Re: Kafka with RAID 5 on. busy cluster.

2020-03-28 Thread Vishal Santoshi
Ny one ?  We doing a series of tests to be confident, but if there is some
data folks, who have had RAID 5 on kafka,  have to share, please do.

Regards.

On Mon, Mar 23, 2020 at 11:29 PM Vishal Santoshi 
wrote:

> << In RAID 5 one can loose more than only one disk RAID here will be data
> corruption.
> >> In RAID 5 if one looses more than only one disk RAID there will be data
> corruption.
>
> On Mon, Mar 23, 2020 at 11:27 PM Vishal Santoshi <
> vishal.santo...@gmail.com> wrote:
>
>> One obvious issue is disk failure toleration . As in if RF =3 on.normal
>> JBOD disk failure toleration is 2. In RAID 5 one can loose more than only
>> one disk RAID here will be data corruption. effectively making the broker
>> unusable, thus reducing our drive failure  toleration to 2 drives ON 2
>> different brokers with the added caveat that we loose the whole broker as
>> well ?
>>
>>
>> On Mon, Mar 23, 2020 at 10:42 PM Vishal Santoshi <
>> vishal.santo...@gmail.com> wrote:
>>
>>> We have a pretty busy kafka cluster with SSD and plain JBOD. We
>>> planning or thinking of using RAID 5  ( hardware raid  or  6 drive SSD
>>> bokers ) instead of JBID for various reasons.
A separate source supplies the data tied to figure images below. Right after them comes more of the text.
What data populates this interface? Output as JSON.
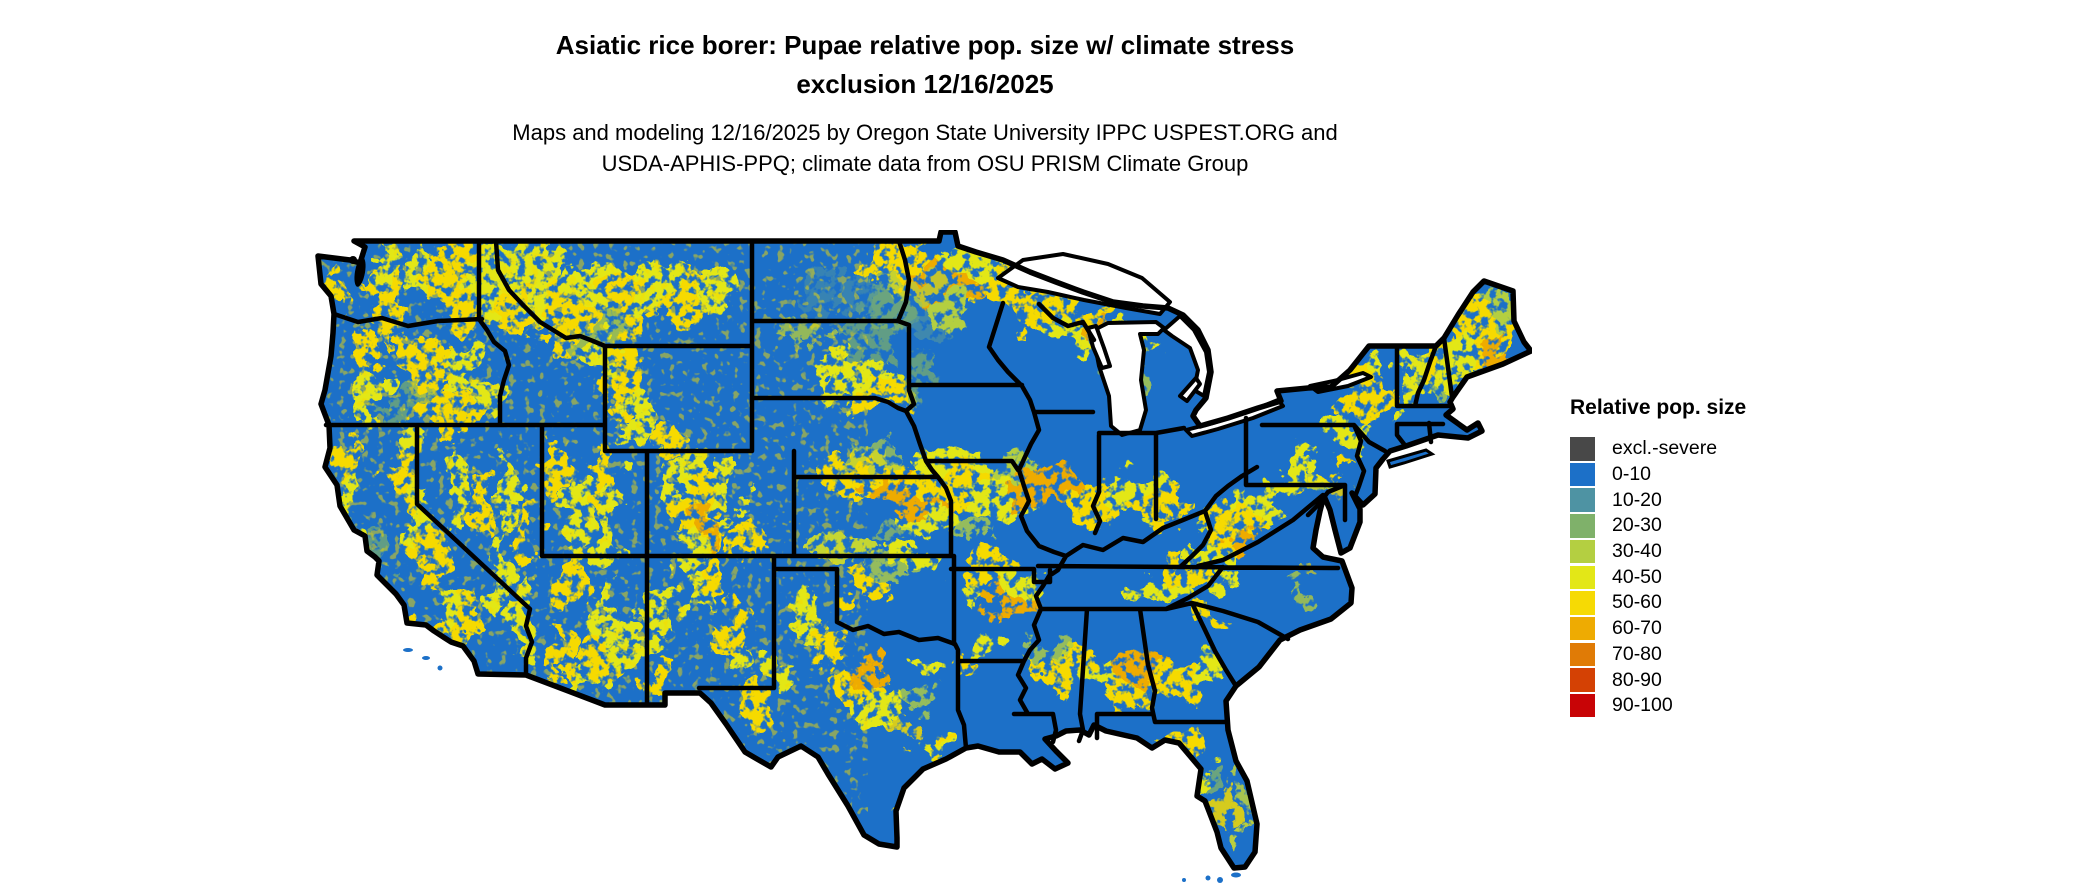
{
  "header": {
    "title_line1": "Asiatic rice borer: Pupae relative pop. size w/ climate stress",
    "title_line2": "exclusion 12/16/2025",
    "subtitle_line1": "Maps and modeling 12/16/2025 by Oregon State University IPPC USPEST.ORG and",
    "subtitle_line2": "USDA-APHIS-PPQ; climate data from OSU PRISM Climate Group"
  },
  "legend": {
    "title": "Relative pop. size",
    "entries": [
      {
        "label": "excl.-severe",
        "color": "#484848"
      },
      {
        "label": "0-10",
        "color": "#1c70c8"
      },
      {
        "label": "10-20",
        "color": "#4e93a3"
      },
      {
        "label": "20-30",
        "color": "#7fb16a"
      },
      {
        "label": "30-40",
        "color": "#b4cf41"
      },
      {
        "label": "40-50",
        "color": "#e3e717"
      },
      {
        "label": "50-60",
        "color": "#f6da04"
      },
      {
        "label": "60-70",
        "color": "#eeab02"
      },
      {
        "label": "70-80",
        "color": "#e07b06"
      },
      {
        "label": "80-90",
        "color": "#d44104"
      },
      {
        "label": "90-100",
        "color": "#c80406"
      }
    ]
  },
  "map": {
    "region": "Conterminous United States",
    "layer": "Relative population size raster",
    "base_fill": "#1c70c8",
    "border_color": "#000000",
    "water_fill": "#ffffff"
  }
}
Hss some one used RAID 5 ( we
>>> know that there is a write overhead parity bit on blocks and recreating a
>>> dead drive )  and can share there experience on it . Confluent advises
>>> against it but there are obvious ease one gets with RAID ( RAID 10 is to
>>> expensive space wise )  Any advise /comments etc will be highly
>>> appreciated.
>>>
>>> Regards.
>>>
>>>